In den Herkunftsländern der potenziellen Arbeitsmigranten könnten
Ausbildungskooperationen geschlossen werden, um deutsche Standards
dort zu verankern. Auch könnten die Möglichkeiten für
Nicht-EU-Bürger, für eine nicht-akademische Ausbildung nach
Deutschland zu kommen, erweitert werden. Die Experten verweisen auf
einen Vorschlag des Zentralverbands des Deutschen Handwerks, eine
eigene Förderstruktur für Jugendliche zu schaffen, die zu
Ausbildungszwecken einreisen. Um den Zugang zu erleichtern, sollte
zudem die sogenannte Vorrangprüfung ausgesetzt werden. Diese
Regelung, die aktuell auch für die betriebliche Ausbildung gilt,
sieht vor, dass der Arbeitgeber nachweisen muss, dass er die Stelle
nicht mit einem deutschen Lehrling oder einem EU-Bürger besetzen
konnte.

Trotz gleicher gesetzlicher Grundlagen kommt die Politik in den
Bundesländern zu recht unterschiedlichen Ergebnissen. Etwa bei der
Anerkennung von Flüchtlingen aus einem bestimmten Herkunftsstaat in
verschiedenen Bundesländern. Ein weiteres Beispiel für große
Differenzen sehen die Sachverständigen in der
Einbürgerungspolitik. Obwohl das Staatsangehörigkeitsgesetz
bundesweit gilt, liegt die Einbürgerungsrate in Hamburg mehr als
doppelt so hoch wie in Bayern. Denn die Bundesländer interpretieren
Ermessensspielräume unterschiedlich und ergreifen jeweils eigene
Maßnahmen, um eine Einbürgerung entweder zu erschweren oder aber zu
erleichtern. Ermessensspielräume haben die Länder auch in der Frage,
ob sie bei der Berechnung der Mindestaufenthaltszeit von acht Jahren
für einwanderungswillige Ausländer auch Studienzeiten anrechnen. 
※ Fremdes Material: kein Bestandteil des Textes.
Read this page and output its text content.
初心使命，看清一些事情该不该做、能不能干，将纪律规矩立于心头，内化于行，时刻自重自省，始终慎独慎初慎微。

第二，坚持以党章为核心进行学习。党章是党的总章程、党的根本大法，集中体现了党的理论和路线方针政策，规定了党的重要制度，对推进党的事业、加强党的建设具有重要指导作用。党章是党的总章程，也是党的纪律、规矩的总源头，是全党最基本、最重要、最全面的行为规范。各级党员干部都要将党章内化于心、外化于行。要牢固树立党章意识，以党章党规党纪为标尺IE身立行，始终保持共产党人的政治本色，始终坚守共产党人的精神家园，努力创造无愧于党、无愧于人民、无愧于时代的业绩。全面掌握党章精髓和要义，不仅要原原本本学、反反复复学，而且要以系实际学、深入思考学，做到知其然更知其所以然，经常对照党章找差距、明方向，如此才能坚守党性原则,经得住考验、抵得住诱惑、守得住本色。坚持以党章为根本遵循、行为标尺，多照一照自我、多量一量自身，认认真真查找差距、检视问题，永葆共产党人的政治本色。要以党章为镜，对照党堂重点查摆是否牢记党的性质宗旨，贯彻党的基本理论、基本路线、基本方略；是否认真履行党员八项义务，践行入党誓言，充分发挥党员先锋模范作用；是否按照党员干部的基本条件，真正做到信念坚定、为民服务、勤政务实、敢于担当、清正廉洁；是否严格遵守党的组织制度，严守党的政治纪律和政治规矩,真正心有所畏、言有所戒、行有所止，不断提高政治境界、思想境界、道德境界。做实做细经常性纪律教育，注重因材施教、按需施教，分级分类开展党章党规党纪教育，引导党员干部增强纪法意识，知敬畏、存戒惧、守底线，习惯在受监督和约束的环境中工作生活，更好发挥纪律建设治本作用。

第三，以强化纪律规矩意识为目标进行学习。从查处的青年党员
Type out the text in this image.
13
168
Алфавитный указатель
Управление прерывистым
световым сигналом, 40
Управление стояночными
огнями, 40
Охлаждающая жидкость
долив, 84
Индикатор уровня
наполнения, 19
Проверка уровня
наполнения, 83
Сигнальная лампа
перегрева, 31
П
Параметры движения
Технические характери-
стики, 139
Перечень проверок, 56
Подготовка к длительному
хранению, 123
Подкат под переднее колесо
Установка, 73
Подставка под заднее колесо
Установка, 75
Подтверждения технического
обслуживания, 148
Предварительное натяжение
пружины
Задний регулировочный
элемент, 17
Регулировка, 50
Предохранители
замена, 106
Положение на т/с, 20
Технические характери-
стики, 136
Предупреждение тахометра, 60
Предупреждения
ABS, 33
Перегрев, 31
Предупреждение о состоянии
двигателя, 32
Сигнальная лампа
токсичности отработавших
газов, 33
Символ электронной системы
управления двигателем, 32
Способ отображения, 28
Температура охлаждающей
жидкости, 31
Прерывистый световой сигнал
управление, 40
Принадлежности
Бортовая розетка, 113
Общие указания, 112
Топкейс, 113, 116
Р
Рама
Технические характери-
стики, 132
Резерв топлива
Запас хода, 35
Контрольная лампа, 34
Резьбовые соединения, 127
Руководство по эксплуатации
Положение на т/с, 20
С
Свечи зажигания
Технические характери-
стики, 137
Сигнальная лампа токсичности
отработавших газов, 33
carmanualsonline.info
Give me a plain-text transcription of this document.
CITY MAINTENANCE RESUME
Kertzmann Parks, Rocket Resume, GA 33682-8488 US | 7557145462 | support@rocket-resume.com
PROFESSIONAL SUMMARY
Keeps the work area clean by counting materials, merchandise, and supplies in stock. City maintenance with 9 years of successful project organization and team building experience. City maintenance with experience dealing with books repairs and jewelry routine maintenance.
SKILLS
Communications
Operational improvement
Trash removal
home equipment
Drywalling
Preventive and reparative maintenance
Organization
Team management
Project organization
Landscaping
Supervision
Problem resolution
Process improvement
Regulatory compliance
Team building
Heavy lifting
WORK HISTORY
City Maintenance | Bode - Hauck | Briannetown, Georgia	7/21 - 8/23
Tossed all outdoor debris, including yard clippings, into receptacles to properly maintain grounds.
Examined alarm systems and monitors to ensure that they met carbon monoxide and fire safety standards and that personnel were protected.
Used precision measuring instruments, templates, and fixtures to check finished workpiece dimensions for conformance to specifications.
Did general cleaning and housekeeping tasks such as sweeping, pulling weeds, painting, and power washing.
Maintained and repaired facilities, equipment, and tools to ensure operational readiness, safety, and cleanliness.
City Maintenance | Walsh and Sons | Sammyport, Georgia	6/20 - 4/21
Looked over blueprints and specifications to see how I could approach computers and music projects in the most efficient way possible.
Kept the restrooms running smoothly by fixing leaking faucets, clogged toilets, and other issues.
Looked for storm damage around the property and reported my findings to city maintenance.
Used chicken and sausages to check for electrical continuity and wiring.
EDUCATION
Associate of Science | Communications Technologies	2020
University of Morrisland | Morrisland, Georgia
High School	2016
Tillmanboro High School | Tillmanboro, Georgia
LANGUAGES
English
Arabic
Von den Ausländern, die schon mindestens acht Jahre in Deutschland
lebten, haben sich im Jahr 2015 in Hamburg 3,5 Prozent einbürgern
lassen. In Bremen und Schleswig-Holstein waren es 3,0 Prozent. In
Bayern beantragten lediglich 1,6 Prozent die deutsche
Staatsbürgerschaft.  

Kritisch sehen die Sachverständigen die von Cottbus, Salzgitter und
einigen Städten zuletzt verhängten Zuzugssperren für anerkannte
Flüchtlinge. Diese sollten «wirklich nur als letztes Mittel»
angewandt werden, wenn es lokal an Unterbringungs- und
Integrationskapazitäten fehle, sagte SVR-Mitglied Petra Bendel.